Lorsqu’il est entré au service du quotidien Le Devoir, il n’a pas entretenu le mystère sur ses convictions religieuses. Il en fut de même lorsqu’il a fait le saut en politique provinciale. Une position de clarté et de franchise a toujours caractérisé le vaillant gaillard.

« À un moment donné, j’ai donné une interview au réseau anglais de Radio-Canada. C’était une émission sur des sujets spirituels, religieux. “Comment avez-vous été amené à prendre vos décisions importantes dans la vie ?” m’a demandé l’animateur. J’ai dit : “Cela va peut-être vous surprendre, je n’ai jamais couru au-devant de rien, je ne me suis jamais angoissé à savoir : est-ce que je vais trouver une femme avec qui je vais être heureux ? Est-ce que je vais être capable de trouver une carrière qui va m’intéresser ? Et j’ai ajouté : “J’ai eu comme l’impression d’avoir été guidé par la main de Dieu. Il y a toujours eu une main invisible qui était à l’œuvre et qui préparait les choses pour moi sans que je sois obligé de préparer tout ça », me racontait-il sans regret.

Le lendemain, les journaux d’un océan à l’autre publiaient : Ryan dit être guidé par la main de Dieu. L’opposition à l’Assemblée nationale a rapidement repris cela contre lui, de façon déplorable.

« Je ne me suis jamais plaint de ça ! Je n’ai jamais rétracté non plus parce que je croyais profondément et je le crois encore aujourd’hui. » Cependant, il admet ne pas avoir utilisé le bon terme pour s’expliquer puisque le grand public n’était pas habitué à ce langage disparu une décennie plus tôt. Pour quelqu’un qui n’a aucune culture biblique, un tel propos fait automatiquement croire à un illuminé qui se prend pour un autre.
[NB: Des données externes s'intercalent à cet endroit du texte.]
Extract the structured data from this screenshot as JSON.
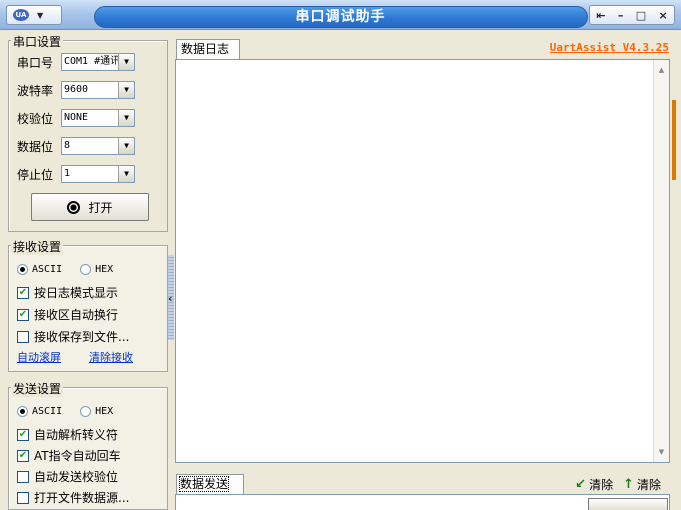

Avoir été ridiculisé pour cela ne l’a jamais dérangé. Il a eu à traverser des épreuves bien plus difficiles… « Ça me fait de la peine pour la religion », insistait-il en pensant au mal causé à la réputation de l’Église.

À l’heure des bilans
« Je ne suis pas l’homme pour engager une révolution qui va casser les choses, qui va renverser les murailles. Je crois plutôt à la puissance du ruisseau qui, chaque jour, perce le rocher petit à petit. C’est long, je sais. Cela permet de travailler longtemps sans s’impatienter, sans devenir amer, sans condamner qui que ce soit. De plus, toute ma vie j’ai accompli mes devoirs sans effort. Je n’étais pas obligé de me « crinquer » le matin en me disant : aujourd’hui, il faut que tu fasses ton devoir. J’ai été heureux comme ça. Enfin, j’ai toujours aimé les valeurs qu’incarne à mes yeux le christianisme. J’ai essayé d’y demeurer fidèle à travers les engagements que j’ai connus. Je n’ai pas de mérite à avoir agi de la sorte », me racontait-il en 1998, lors de quelques heures passées avec lui.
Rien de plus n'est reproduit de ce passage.